Outlook: ORA has a backlog of $37.2 million in its Product segment. The company is expecting capital requirements of $360 million for the rest of 2021. It plans to ramp up capacity in battery storage to 2GW by 2023. Revenue is projected between $645 million and $680 million for FY21, with electricity revenues in the range of $570-580 million, product revenues of $50-70 million, and storage revenues of $25-30 million. Adjusted EBITDA is projected in the range of $400-410 million.

Key Risks: ORA has a high customer concentration, with the top three customers accounted for ~54.5% of FY20 revenues. The company is dependent on geothermal energy for electricity generation. The risk of landslides, flood, storm, and other natural catastrophes may cause disruption to the operations of the power plant. Ageing of power plants and maintenance may drain profitability. The company hedges the wholesale energy prices through commodity derivative contracts. It had incurred losses in the past on such hedging activity.

Valuation Methodology: EV to Sales Multiple Based Relative Valuation (Illustrative)

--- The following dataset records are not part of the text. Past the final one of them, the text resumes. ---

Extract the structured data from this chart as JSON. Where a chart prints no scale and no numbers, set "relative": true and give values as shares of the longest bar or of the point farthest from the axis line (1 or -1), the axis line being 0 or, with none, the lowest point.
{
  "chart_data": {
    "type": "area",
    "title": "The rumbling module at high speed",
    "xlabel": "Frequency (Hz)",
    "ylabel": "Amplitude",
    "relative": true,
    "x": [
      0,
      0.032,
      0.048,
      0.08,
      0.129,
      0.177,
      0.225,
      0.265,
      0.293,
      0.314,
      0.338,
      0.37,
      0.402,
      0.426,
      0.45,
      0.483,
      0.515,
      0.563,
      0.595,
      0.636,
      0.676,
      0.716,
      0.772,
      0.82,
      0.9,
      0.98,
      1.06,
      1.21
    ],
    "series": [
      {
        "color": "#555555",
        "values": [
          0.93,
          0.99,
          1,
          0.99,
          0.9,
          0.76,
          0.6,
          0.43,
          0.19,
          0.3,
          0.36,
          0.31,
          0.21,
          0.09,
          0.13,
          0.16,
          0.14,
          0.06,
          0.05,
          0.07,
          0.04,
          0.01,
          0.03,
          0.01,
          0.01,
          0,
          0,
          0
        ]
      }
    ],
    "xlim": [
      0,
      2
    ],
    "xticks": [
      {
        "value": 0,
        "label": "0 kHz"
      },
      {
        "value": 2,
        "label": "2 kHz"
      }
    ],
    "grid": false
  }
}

Note: All forecasted figures and peers have been taken from Thomson Reuters, NTM-Next Twelve Months

Stock Recommendation: ORA has delivered 3-month and 6-month negative returns of ~44.04% and ~19.80%, respectively. The stock is trading below the average of the 52-week high price of $128.87 and 52-week low price of $53.44, indicating an accumulation opportunity. We have valued the stock using EV to Sales multiple-based illustrative relative valuation method and have arrived at a target price of low double digit-upside. We believe that the stock might trade at a slight premium compared to its peer median EV/Sales (NTM Trading multiple), considering its backlogs, ongoing projects, and energy storage commitment for 2023. For this purpose, we have taken peers such as Clearway Energy Inc. (NYSE: CWEN), Nextera Energy Partners LP (NYSE: NEP), Sunnova Energy International Inc. (NYSE: NOVA), to name a few. Considering the capacity addition plans, consistent EBITDA generation, strong ROE over peers, and adequate financing flexibility, we give a “Buy” recommendation on the stock at the current market price of US $65.97, up ~0.96% on May 18, 2021.

Technical Overview

ORA Daily Technical Chart (Source: Refinitiv, Thomson Reuters)
 

Note: Investment decision should be made depending on the investors’ appetite on upside potential, risks, holding duration, and any previous holdings. Investors can consider exiting from the stock if the Target Price mentioned as per the Valuation has been achieved and subject to the factors discussed above.